Help wanted. Triyng to define the numbers ²R

[marracco]

I conjecture that tetration introduces numbers with fractional dimension \( \mathbb{R}^{\mathbb{R}} = ^2\mathbb{R} \).
For that purpose, I'm trying to extend Geometric algebra (Clifford algebra \( \mathcal{C}\ell_{n,0,0} \)), \( n \in \mathbb{N} \) to fractional dimension, defining \( r \)-blades (of grade \( r \in \mathbb{R} \)).
I attached a PDF explaining it. (it is a draft, not a finished text. And I'm not a mathematician).
In Clifford algebra, given two normal vectors (1-blades), their product should be anticommutative:
\[ f \cdot g = -g \cdot f \]
Each vector can be decomposed into \( s \) fracvectors with fractional dimension \( D = \frac{1}{s} \) (\( s \in \mathbb{N} \)).
\[ f = f_0 \cdot f_1 \cdot f_2 \cdot \ldots \cdot f_s \]
\[ g = g_0 \cdot g_1 \cdot g_2 \cdot \ldots \cdot g_k \]
The problem appears when trying to define the dot product. I don't know how to define the anticommutativity of \( f_i \) with \( g_j \).
\[ f \cdot g = -g \cdot f \]
but
\[ f \cdot g = f \cdot g_0 \cdot g_1 \cdot g_2 \cdot \ldots \cdot g_k \]
then \( f \cdot g = -g \cdot f \) should be preserved regardless of how many \( g_i \) there are (independently of the value of \( s \), \( k \), which determine the number of commutations of \( g_i \) with \( f_j \)).
Commuting
\[ f \cdot (g_0 \cdot g_1) = -g \cdot f \]
Should produce the same signs change than
\[ f \cdot (g_0 \cdot g_1 \cdot g_2) = -g \cdot f \]
regardless of if \( g \) is decomposed in 2 or 3 fractional dimensions
I can't figure how to achieve that. Any idea?

[marracco]

I think that my error was to treat fracvectors as vectors, but they should be treated as Basis n-blades. Basis n-blades are anticommutative only when n is odd.

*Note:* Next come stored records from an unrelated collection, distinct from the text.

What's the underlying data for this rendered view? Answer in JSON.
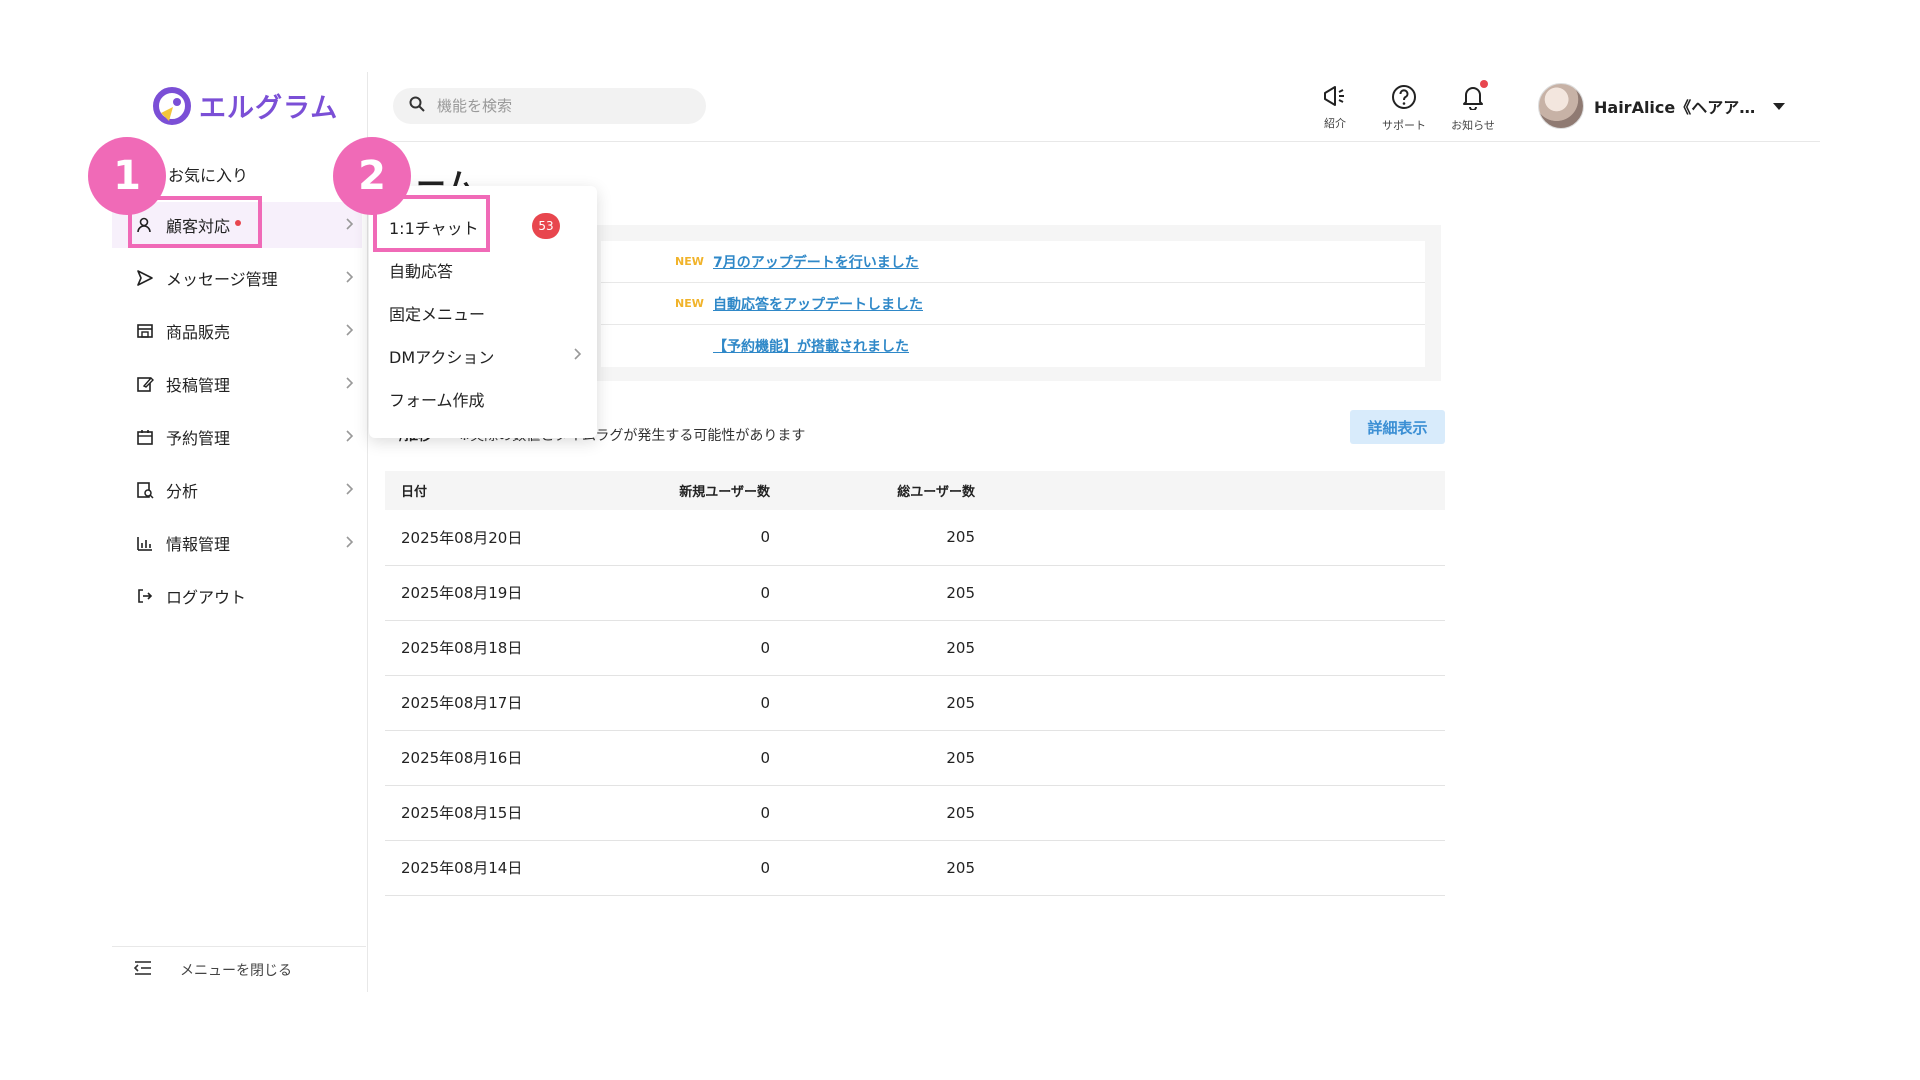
{
  "app": {
    "logo_text": "エルグラム"
  },
  "search": {
    "placeholder": "機能を検索"
  },
  "header_icons": [
    {
      "label": "紹介",
      "icon": "megaphone-icon"
    },
    {
      "label": "サポート",
      "icon": "help-circle-icon"
    },
    {
      "label": "お知らせ",
      "icon": "bell-icon"
    }
  ],
  "user": {
    "name": "HairAlice《ヘアア…"
  },
  "sidebar": {
    "favorites": "お気に入り",
    "items": [
      {
        "label": "顧客対応",
        "icon": "user-icon"
      },
      {
        "label": "メッセージ管理",
        "icon": "send-icon"
      },
      {
        "label": "商品販売",
        "icon": "store-icon"
      },
      {
        "label": "投稿管理",
        "icon": "edit-icon"
      },
      {
        "label": "予約管理",
        "icon": "calendar-icon"
      },
      {
        "label": "分析",
        "icon": "analytics-icon"
      },
      {
        "label": "情報管理",
        "icon": "bar-chart-icon"
      },
      {
        "label": "ログアウト",
        "icon": "logout-icon"
      }
    ],
    "close_menu": "メニューを閉じる"
  },
  "steps": {
    "one": "1",
    "two": "2"
  },
  "page": {
    "title_fragment": "ーム"
  },
  "dropdown": {
    "items": [
      {
        "label": "1:1チャット"
      },
      {
        "label": "自動応答"
      },
      {
        "label": "固定メニュー"
      },
      {
        "label": "DMアクション"
      },
      {
        "label": "フォーム作成"
      }
    ],
    "chat_badge": "53"
  },
  "notices": [
    {
      "badge": "NEW",
      "text": "7月のアップデートを行いました"
    },
    {
      "badge": "NEW",
      "text": "自動応答をアップデートしました"
    },
    {
      "badge": "",
      "text": "【予約機能】が搭載されました"
    }
  ],
  "stats": {
    "title_fragment": "ー/推移",
    "note": "※実際の数値とタイムラグが発生する可能性があります",
    "detail_button": "詳細表示",
    "columns": [
      "日付",
      "新規ユーザー数",
      "総ユーザー数"
    ],
    "rows": [
      [
        "2025年08月20日",
        "0",
        "205"
      ],
      [
        "2025年08月19日",
        "0",
        "205"
      ],
      [
        "2025年08月18日",
        "0",
        "205"
      ],
      [
        "2025年08月17日",
        "0",
        "205"
      ],
      [
        "2025年08月16日",
        "0",
        "205"
      ],
      [
        "2025年08月15日",
        "0",
        "205"
      ],
      [
        "2025年08月14日",
        "0",
        "205"
      ]
    ]
  },
  "colors": {
    "accent": "#7b4fd6",
    "highlight": "#f06ab7",
    "badge": "#e8464e",
    "link": "#2f88c8"
  }
}
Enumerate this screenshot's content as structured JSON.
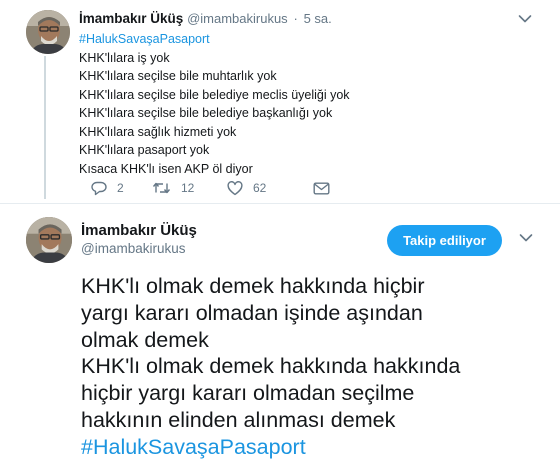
{
  "reply_tweet": {
    "author_name": "İmambakır Üküş",
    "author_handle": "@imambakirukus",
    "separator": "·",
    "time": "5 sa.",
    "lines": [
      "#HalukSavaşaPasaport",
      "KHK'lılara iş yok",
      "KHK'lılara seçilse bile muhtarlık yok",
      "KHK'lılara seçilse bile belediye meclis üyeliği yok",
      "KHK'lılara seçilse bile belediye başkanlığı yok",
      "KHK'lılara sağlık hizmeti yok",
      "KHK'lılara pasaport yok",
      "Kısaca KHK'lı isen AKP öl diyor"
    ],
    "actions": {
      "reply_count": "2",
      "retweet_count": "12",
      "like_count": "62"
    },
    "icons": [
      "avatar",
      "chevron-down-icon",
      "reply-icon",
      "retweet-icon",
      "like-icon",
      "direct-message-icon"
    ]
  },
  "main_tweet": {
    "author_name": "İmambakır Üküş",
    "author_handle": "@imambakirukus",
    "follow_button_label": "Takip ediliyor",
    "lines": [
      "KHK'lı olmak demek hakkında hiçbir",
      "yargı kararı olmadan işinde aşından",
      "olmak demek",
      "KHK'lı olmak demek hakkında hakkında",
      "hiçbir yargı kararı olmadan seçilme",
      "hakkının elinden alınması demek",
      "#HalukSavaşaPasaport"
    ]
  },
  "colors": {
    "accent": "#1da1f2",
    "link": "#1b95e0",
    "text": "#14171a",
    "secondary_text": "#657786",
    "divider": "#e6ecf0"
  }
}
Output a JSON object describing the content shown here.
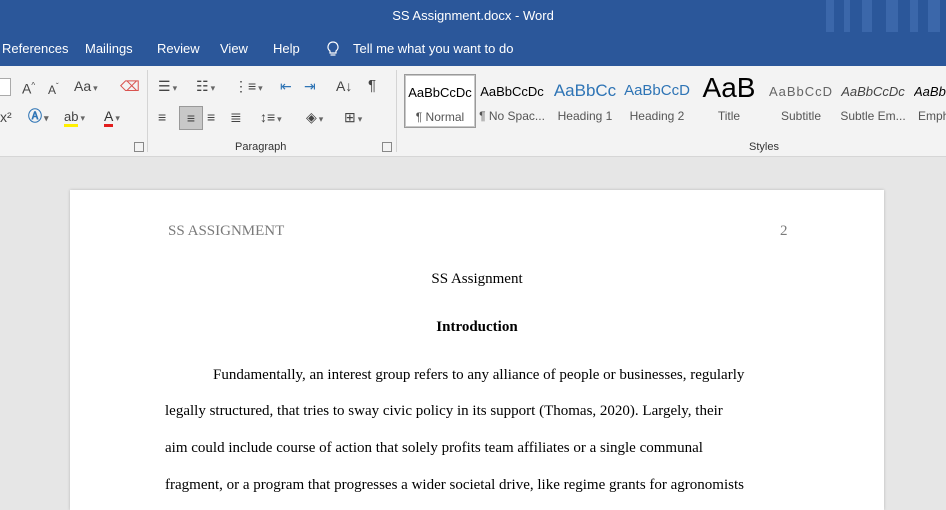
{
  "window": {
    "title": "SS Assignment.docx  -  Word"
  },
  "menu": {
    "items": [
      "References",
      "Mailings",
      "Review",
      "View",
      "Help"
    ],
    "tell_me": "Tell me what you want to do"
  },
  "ribbon": {
    "groups": {
      "paragraph": "Paragraph",
      "styles": "Styles"
    },
    "font_tools": {
      "grow": "A",
      "shrink": "A",
      "change_case": "Aa",
      "superscript": "x²",
      "highlight": "ab",
      "font_color": "A"
    },
    "styles": [
      {
        "preview": "AaBbCcDc",
        "name": "¶ Normal"
      },
      {
        "preview": "AaBbCcDc",
        "name": "¶ No Spac..."
      },
      {
        "preview": "AaBbCc",
        "name": "Heading 1"
      },
      {
        "preview": "AaBbCcD",
        "name": "Heading 2"
      },
      {
        "preview": "AaB",
        "name": "Title"
      },
      {
        "preview": "AaBbCcD",
        "name": "Subtitle"
      },
      {
        "preview": "AaBbCcDc",
        "name": "Subtle Em..."
      },
      {
        "preview": "AaBb",
        "name": "Emph"
      }
    ]
  },
  "document": {
    "header_left": "SS ASSIGNMENT",
    "header_right": "2",
    "title": "SS Assignment",
    "heading": "Introduction",
    "lines": [
      "Fundamentally, an interest group refers to any alliance of people or businesses, regularly",
      "legally structured, that tries to sway civic policy in its support (Thomas, 2020). Largely, their",
      "aim could include course of action that solely profits team affiliates or a single communal",
      "fragment, or a program that progresses a wider societal drive, like regime grants for agronomists"
    ]
  },
  "colors": {
    "brand": "#2b579a",
    "ribbon_bg": "#f3f3f3",
    "canvas": "#e6e6e6",
    "heading_blue": "#2e74b5"
  }
}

I don't know how the concept of evenness generalizes to fractional numbers.

[MphLee]

Just an algebraic observation. I'm not sure if this can have any geometrical meaning but... have you considered the study of a graded algebraic structures (anticommutative ones graded ring for examples).

In all generality:
Let be a \(G\) group written with additive notation. Assume I have a set of things \(A\) that I want to perform multiplication on. In other words, I assume \(A\) is a monoid, using a multiplicative notation for it.
I also rquire that \(A\) is made by components of various degrees \(\lambda\in G\). This can be said by the two following equivalent conditions:

1) Exists a map \({\rm deg}:A\to G\) assigning to each \(f\in A\) an element of \(G\), its degree;
2) The whole set can be subdivided in subsets of homogeneous degree, \(A=\bigcup_{\lambda \in G}A_d\) where \(A_d\) is the set of elements with the same degree equals \(d\).

On top of this, we want that the operation respects the grading: \[ {\rm deg} (f\cdot g)={\rm deg}(f)+{\rm deg}(g)\] This amounts to asking that multiplying elements \(f\in A_d\) with elements \(f\in A_e\) sends us straight to \(d+e\)-graded elements \(f\cdot g\in A_{d+e}\).

At the end, if I had to define an anticommutation property, I'd like to have a way to generalize the concept of oddness to arbitrary degrees. 
This is usually done via the concept of "signed-group". We have to assign a "sign-rule" to \(G\) where "sign" can be understood as even/odd duality. This means asking an assignement \(\sigma:G\to \mathbb Z/2\mathbb Z\) such that \(\sigma(d+e)=\sigma(d)+\sigma(e) \) where:
 if \(\sigma (d)=0\) we will call thad degree "even", while \(d\) is "odd" if \(\sigma (d)=1\). As you can see, all the rules of the odd/even opposition are respected.

Once we have generalized "oddness" we have to let \( \mathbb Z/2\mathbb Z\) act on \(A\). Roughly as \[f\cdot g= (-1)^{\sigma{\rm deg}(f)\cdot \sigma{\rm deg}(g)}(g\cdot f)\] This can not make sense in full generality because we don't always know what means to evaluate \((-1)f\in A\). Maybe in your particular case we could assume that \(-1\in A_{0_G}\) has the degree corresponding to the zero element (identity) of \(G\).

I believe this can be made more general.